L'infrastructure serveur d'ARM est très peu développée

Reste que, même si cet affrontement est très médiatisé, l'infrastructure serveur d'ARM est très peu développée, estiment les analystes. Les puces ARM 32 bits actuelles ne sont pas adaptées pour les serveurs. D'une part, le problème de la compatibilité des applications demeure entier, sans parler du plafond mémoire limitée à 4Go. Les puces 64 bits d'ARM permettront de dépasser ce plafond mémoire et apporteront des fonctions de virtualisation et de correction d'erreur, des éléments considérés comme important dans les serveurs. « Le succès d'ARM dans le secteur des serveurs dépend aussi du support logiciel », a déclaré Dean McCarron de Mercury Research. « Dans l'avenir, beaucoup de distributions Linux prendront en charge le jeu d'instruction 64 bits de ARM, et le développement de logiciels est en bonne voie », a ajouté l'analyste. La semaine dernière, pendant le Techcon, Oracle, Citrix et Cloudera ont également fait part de leurs projets de développer des logiciels pour des plateformes ARM 64 bits.

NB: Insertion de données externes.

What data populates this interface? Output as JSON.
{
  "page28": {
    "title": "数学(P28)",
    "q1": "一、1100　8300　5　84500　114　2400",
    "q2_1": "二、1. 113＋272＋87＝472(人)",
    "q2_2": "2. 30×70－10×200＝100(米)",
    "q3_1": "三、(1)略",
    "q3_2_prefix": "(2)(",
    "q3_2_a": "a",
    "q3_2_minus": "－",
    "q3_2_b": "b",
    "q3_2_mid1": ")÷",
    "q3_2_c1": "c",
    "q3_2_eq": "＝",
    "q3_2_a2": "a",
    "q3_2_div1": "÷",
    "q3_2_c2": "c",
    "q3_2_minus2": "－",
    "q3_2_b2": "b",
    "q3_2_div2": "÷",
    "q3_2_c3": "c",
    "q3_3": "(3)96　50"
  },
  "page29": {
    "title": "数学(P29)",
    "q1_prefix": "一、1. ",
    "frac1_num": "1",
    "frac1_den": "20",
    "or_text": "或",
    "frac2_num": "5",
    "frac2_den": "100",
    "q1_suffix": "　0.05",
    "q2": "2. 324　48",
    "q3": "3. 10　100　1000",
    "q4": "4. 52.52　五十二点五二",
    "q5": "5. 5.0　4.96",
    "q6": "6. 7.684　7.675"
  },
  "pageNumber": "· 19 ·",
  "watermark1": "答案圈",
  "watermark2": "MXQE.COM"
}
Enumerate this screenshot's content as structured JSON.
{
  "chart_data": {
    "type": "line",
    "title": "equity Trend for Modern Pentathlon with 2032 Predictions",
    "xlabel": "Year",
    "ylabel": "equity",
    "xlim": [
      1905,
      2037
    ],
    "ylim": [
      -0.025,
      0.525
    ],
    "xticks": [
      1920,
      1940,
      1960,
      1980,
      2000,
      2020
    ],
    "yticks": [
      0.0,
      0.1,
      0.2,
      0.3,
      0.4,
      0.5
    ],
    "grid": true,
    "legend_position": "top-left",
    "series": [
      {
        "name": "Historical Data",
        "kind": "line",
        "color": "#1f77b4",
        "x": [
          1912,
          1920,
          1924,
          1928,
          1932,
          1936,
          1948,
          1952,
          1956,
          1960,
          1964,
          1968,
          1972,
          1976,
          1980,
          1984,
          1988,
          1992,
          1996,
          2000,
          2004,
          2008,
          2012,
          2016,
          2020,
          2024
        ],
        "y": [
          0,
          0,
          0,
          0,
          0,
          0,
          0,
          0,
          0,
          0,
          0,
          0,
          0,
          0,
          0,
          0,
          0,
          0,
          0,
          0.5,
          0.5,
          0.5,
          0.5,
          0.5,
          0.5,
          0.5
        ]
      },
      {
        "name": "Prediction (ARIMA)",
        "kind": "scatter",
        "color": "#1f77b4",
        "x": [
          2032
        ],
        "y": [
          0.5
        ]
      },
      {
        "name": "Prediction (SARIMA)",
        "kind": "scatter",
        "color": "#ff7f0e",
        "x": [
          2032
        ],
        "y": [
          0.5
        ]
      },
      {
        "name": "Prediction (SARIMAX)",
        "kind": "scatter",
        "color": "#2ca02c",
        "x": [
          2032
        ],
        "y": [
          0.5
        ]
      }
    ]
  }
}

Parmi les concurrents potentiels de Samsung on trouve Calxeda, Nvidia et AMD, qui envisagent aussi de proposer des processeurs 64 bits pour serveurs. « Alors que Calxeda et AMD souhaitent intégrer une solution réseau et de stockage propriétaire dans leurs produits afin de livrer une puce serveur hautement intégrée, l'approche de Samsung ressemble davantage à ce que fait Marvell, à savoir que le constructeur pourrait proposer une puce serveur moins chère, mais sans intégrer le fabric », a expliqué Nathan Brookwood. Dans tous les cas, les analystes s'accordent pour dire que l'entrée de Samsung dans le secteur des puces serveur pourrait être bénéfique à l'entreprise. Certainement, « c'est un marché lucratif», considère Dean McCarron.